[¹⁷⁷Lu]Lu-prostate-specific membrane antigen (PSMA) is an effective treatment for metastatic castration-resistant prostate cancer (mCRPC). [¹⁷⁷Lu]Lu-PSMA SPECT/CT 24 h after injection has shown potential as a response biomarker for [¹⁷⁷Lu]Lu-PSMA therapy but is not convenient for patients. This study investigated 4-h [¹⁷⁷Lu]Lu-PSMA SPECT/CT as an alternative to 24-h [¹⁷⁷Lu]Lu-PSMA SPECT/CT for evaluation of treatment response. Methods: This prospective analysis enrolled 23 patients diagnosed with mCRPC commencing [¹⁷⁷Lu]Lu-PSMA-I&T therapy. Two patients were excluded because of incomplete imaging data. Posttherapy SPECT/CT was performed at 4 and 24 h after the first dose and 4 h after the second dose. Baseline [⁶⁸Ga]Ga-PSMA-11 PET/CT and 4- and 24-h [¹⁷⁷Lu]Lu-PSMA SPECT/CT were analyzed both visually and semiquantitatively. Bland–Altman plots assessed agreement of semiquantitative parameters from the 4- and 24-h scans. Quantitative assessment of the change in the total tumor volume (TTV) on the 4-h [¹⁷⁷Lu]Lu-PSMA SPECT/CT after the first and second doses was correlated to patient outcomes. Results: All patients had mCRPC previously treated with an androgen receptor pathway inhibitor, and 11 (52%) received prior taxane chemotherapy. Median age was 78 y, and median prostate-specific antigen level was 54 ng/mL. On visual analysis, disease distribution was unchanged among the 3 imaging methods. Eleven patients (52%) had a median of 1 lesion not identified on 4-h [¹⁷⁷Lu]Lu-PSMA SPECT/CT compared with 24-h [¹⁷⁷Lu]Lu-PSMA SPECT/CT. All missed lesions on the 4-h [¹⁷⁷Lu]Lu SPECT/CT were smaller than 2 cm. Mean differences and agreement between 4- and 24-h SPECT/CT quantitative parameters were within acceptable bounds for lesion number, SUV_max, and SUV_mean, with higher variation observed for TTV. The change in TTV between dose 1 and 2 [¹⁷⁷Lu]Lu-PSMA SPECT/CT predicted prostate-specific antigen progression-free survival. Conclusion: [¹⁷⁷Lu]Lu-PSMA SPECT/CT at 4 h after injection appears a promising alternative to 24-h [¹⁷⁷Lu]Lu-PSMA SPECT/CT for treatment response assessment, with improved patient convenience.

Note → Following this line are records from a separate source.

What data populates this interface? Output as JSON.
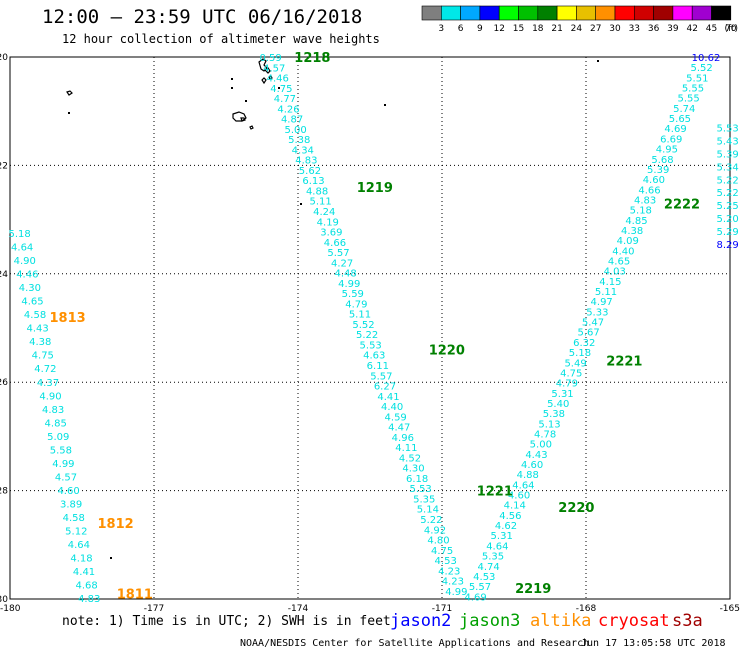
{
  "header": {
    "title": "12:00 – 23:59 UTC 06/16/2018",
    "subtitle": "12 hour collection of altimeter wave heights"
  },
  "colorbar": {
    "unit": "(ft)",
    "swatches": [
      {
        "color": "#7f7f7f",
        "label": "3"
      },
      {
        "color": "#00e8e8",
        "label": "6"
      },
      {
        "color": "#00a8ff",
        "label": "9"
      },
      {
        "color": "#0000ff",
        "label": "12"
      },
      {
        "color": "#00ff00",
        "label": "15"
      },
      {
        "color": "#00c000",
        "label": "18"
      },
      {
        "color": "#008000",
        "label": "21"
      },
      {
        "color": "#ffff00",
        "label": "24"
      },
      {
        "color": "#e8c000",
        "label": "27"
      },
      {
        "color": "#ff9000",
        "label": "30"
      },
      {
        "color": "#ff0000",
        "label": "33"
      },
      {
        "color": "#d00000",
        "label": "36"
      },
      {
        "color": "#a00000",
        "label": "39"
      },
      {
        "color": "#ff00ff",
        "label": "42"
      },
      {
        "color": "#a000d0",
        "label": "45"
      },
      {
        "color": "#ffffff",
        "label": "70"
      }
    ]
  },
  "axes": {
    "lat_labels": [
      "-20",
      "-22",
      "-24",
      "-26",
      "-28",
      "-30"
    ],
    "lon_labels": [
      "-180",
      "-177",
      "-174",
      "-171",
      "-168",
      "-165"
    ]
  },
  "note": "note: 1) Time is in UTC; 2) SWH is in feet",
  "legend": [
    {
      "name": "jason2",
      "color": "#0000ff"
    },
    {
      "name": "jason3",
      "color": "#00a000"
    },
    {
      "name": "altika",
      "color": "#ff9000"
    },
    {
      "name": "cryosat",
      "color": "#ff0000"
    },
    {
      "name": "s3a",
      "color": "#a00000"
    }
  ],
  "footer": {
    "credit": "NOAA/NESDIS Center for Satellite Applications and Research",
    "timestamp": "Jun 17 13:05:58 UTC 2018"
  },
  "colors": {
    "swh_values": "#00e0e0",
    "jason3_time": "#008000",
    "altika_time": "#ff9000"
  },
  "tracks": [
    {
      "name": "altika-west",
      "values": [
        "5.18",
        "4.64",
        "4.90",
        "4.46",
        "4.30",
        "4.65",
        "4.58",
        "4.43",
        "4.38",
        "4.75",
        "4.72",
        "4.37",
        "4.90",
        "4.83",
        "4.85",
        "5.09",
        "5.58",
        "4.99",
        "4.57",
        "4.60",
        "3.89",
        "4.58",
        "5.12",
        "4.64",
        "4.18",
        "4.41",
        "4.68",
        "4.83"
      ],
      "start": {
        "lon": -179.8,
        "lat": -23.25
      },
      "end": {
        "lon": -178.35,
        "lat": -29.98
      }
    },
    {
      "name": "jason3-1218",
      "values": [
        "0.59",
        "4.57",
        "4.46",
        "4.75",
        "4.77",
        "4.26",
        "4.87",
        "5.00",
        "5.38",
        "4.34",
        "4.83",
        "5.62",
        "6.13",
        "4.88",
        "5.11",
        "4.24",
        "4.19",
        "3.69",
        "4.66",
        "5.57",
        "4.27",
        "4.48",
        "4.99",
        "5.59",
        "4.79",
        "5.11",
        "5.52",
        "5.22",
        "5.53",
        "4.63",
        "6.11",
        "5.57",
        "6.27",
        "4.41",
        "4.40",
        "4.59",
        "4.47",
        "4.96",
        "4.11",
        "4.52",
        "4.30",
        "6.18",
        "5.53",
        "5.35",
        "5.14",
        "5.22",
        "4.92",
        "4.80",
        "4.75",
        "4.53",
        "4.23",
        "4.23",
        "4.99"
      ],
      "start": {
        "lon": -174.57,
        "lat": -20.0
      },
      "end": {
        "lon": -170.7,
        "lat": -29.85
      }
    },
    {
      "name": "jason3-2222",
      "values": [
        "10.62",
        "5.52",
        "5.51",
        "5.55",
        "5.55",
        "5.74",
        "5.65",
        "4.69",
        "6.69",
        "4.95",
        "5.68",
        "5.39",
        "4.60",
        "4.66",
        "4.83",
        "5.18",
        "4.85",
        "4.38",
        "4.09",
        "4.40",
        "4.65",
        "4.03",
        "4.15",
        "5.11",
        "4.97",
        "5.33",
        "5.47",
        "5.67",
        "6.32",
        "5.18",
        "5.49",
        "4.75",
        "4.79",
        "5.31",
        "5.40",
        "5.38",
        "5.13",
        "4.78",
        "5.00",
        "4.43",
        "4.60",
        "4.88",
        "4.64",
        "4.60",
        "4.14",
        "4.56",
        "4.62",
        "5.31",
        "4.64",
        "5.35",
        "4.74",
        "4.53",
        "5.57",
        "4.69"
      ],
      "start": {
        "lon": -165.5,
        "lat": -20.0
      },
      "end": {
        "lon": -170.3,
        "lat": -29.95
      }
    },
    {
      "name": "east-edge",
      "values": [
        "5.53",
        "5.43",
        "5.39",
        "5.34",
        "5.22",
        "5.22",
        "5.25",
        "5.20",
        "5.29",
        "8.29"
      ],
      "start": {
        "lon": -165.05,
        "lat": -21.3
      },
      "end": {
        "lon": -165.05,
        "lat": -23.45
      }
    }
  ],
  "time_labels": [
    {
      "text": "1218",
      "lon": -173.7,
      "lat": -20.0,
      "kind": "jason3"
    },
    {
      "text": "1219",
      "lon": -172.4,
      "lat": -22.4,
      "kind": "jason3"
    },
    {
      "text": "1220",
      "lon": -170.9,
      "lat": -25.4,
      "kind": "jason3"
    },
    {
      "text": "1221",
      "lon": -169.9,
      "lat": -28.0,
      "kind": "jason3"
    },
    {
      "text": "2219",
      "lon": -169.1,
      "lat": -29.8,
      "kind": "jason3"
    },
    {
      "text": "2220",
      "lon": -168.2,
      "lat": -28.3,
      "kind": "jason3"
    },
    {
      "text": "2221",
      "lon": -167.2,
      "lat": -25.6,
      "kind": "jason3"
    },
    {
      "text": "2222",
      "lon": -166.0,
      "lat": -22.7,
      "kind": "jason3"
    },
    {
      "text": "1813",
      "lon": -178.8,
      "lat": -24.8,
      "kind": "altika"
    },
    {
      "text": "1812",
      "lon": -177.8,
      "lat": -28.6,
      "kind": "altika"
    },
    {
      "text": "1811",
      "lon": -177.4,
      "lat": -29.9,
      "kind": "altika"
    }
  ]
}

[¹⁷⁷Lu]Lu 前列腺特异性膜抗原 （PSMA） 是转移性去势抵抗性前列腺癌 （mCRPC） 的有效治疗方法。[¹⁷⁷Lu]注射后 24 小时 Lu-PSMA SPECT/CT 已显示出作为 [¹⁷⁷Lu]Lu-PSMA 治疗的反应生物标志物的潜力，但对患者不方便。本研究调查了 4 小时 [¹⁷⁷Lu]Lu-PSMA SPECT/CT 作为 24 小时 [¹⁷⁷Lu]Lu-PSMA SPECT/CT 的替代疗法来评估治疗反应。方法：这项前瞻性分析招募了 23 名被诊断患有 mCRPC 的患者，这些患者开始了 [¹⁷⁷Lu]Lu-PSMA-I&T 治疗。2 例患者因影像学资料不完整而被排除在外。治疗后 SPECT/CT 在第一次给药后 4 和 24 h 以及第二次给药后 4 h 进行。对基线 [⁶⁸Ga]Ga-PSMA-11 PET/CT 以及 4 小时和 24 小时 [¹⁷⁷Lu]Lu-PSMA SPECT/CT 进行目视和半定量分析。Bland-Altman 图评估了 4 小时和 24 小时扫描的半定量参数的一致性。定量评估第一剂和第二剂后 4 小时 [¹⁷⁷Lu]Lu-PSMA SPECT/CT 上总肿瘤体积 （TTV） 的变化与患者结局相关。结果：所有患者既往接受过雄激素受体通路抑制剂治疗的 mCRPC，11 例 （52%） 既往接受过紫杉烷类化疗。中位年龄为 78 岁，中位前列腺特异性抗原水平为 54 ng/mL。在视觉分析中，3 种成像方法之间的疾病分布没有变化。11 例患者 （52%） 在 4 小时 [¹⁷⁷Lu]Lu-PSMA SPECT/CT 中与 24 小时 [¹⁷⁷Lu]Lu-PSMA SPECT/CT 相比，中位有 1 个病灶未被发现。4 小时 [¹⁷⁷Lu]Lu SPECT/CT 上所有漏诊病灶均小于 2 cm。 4 小时和 24 小时 SPECT/CT 定量参数之间的平均差异和一致性在病灶数量、SUV_max 和 SUV_平均值的可接受范围内，观察到 TTV 的变化更大。剂量 1 和 2 之间 TTV 的变化 [¹⁷⁷Lu]Lu-PSMA SPECT/CT 预测了前列腺特异性抗原无进展生存期。结论： 注射后 4 h 的 [¹⁷⁷Lu]Lu-PSMA SPECT/CT 似乎是 24 h [¹⁷⁷Lu]Lu-PSMA SPECT/CT 的有前途的替代治疗反应评估，提高了患者的便利性。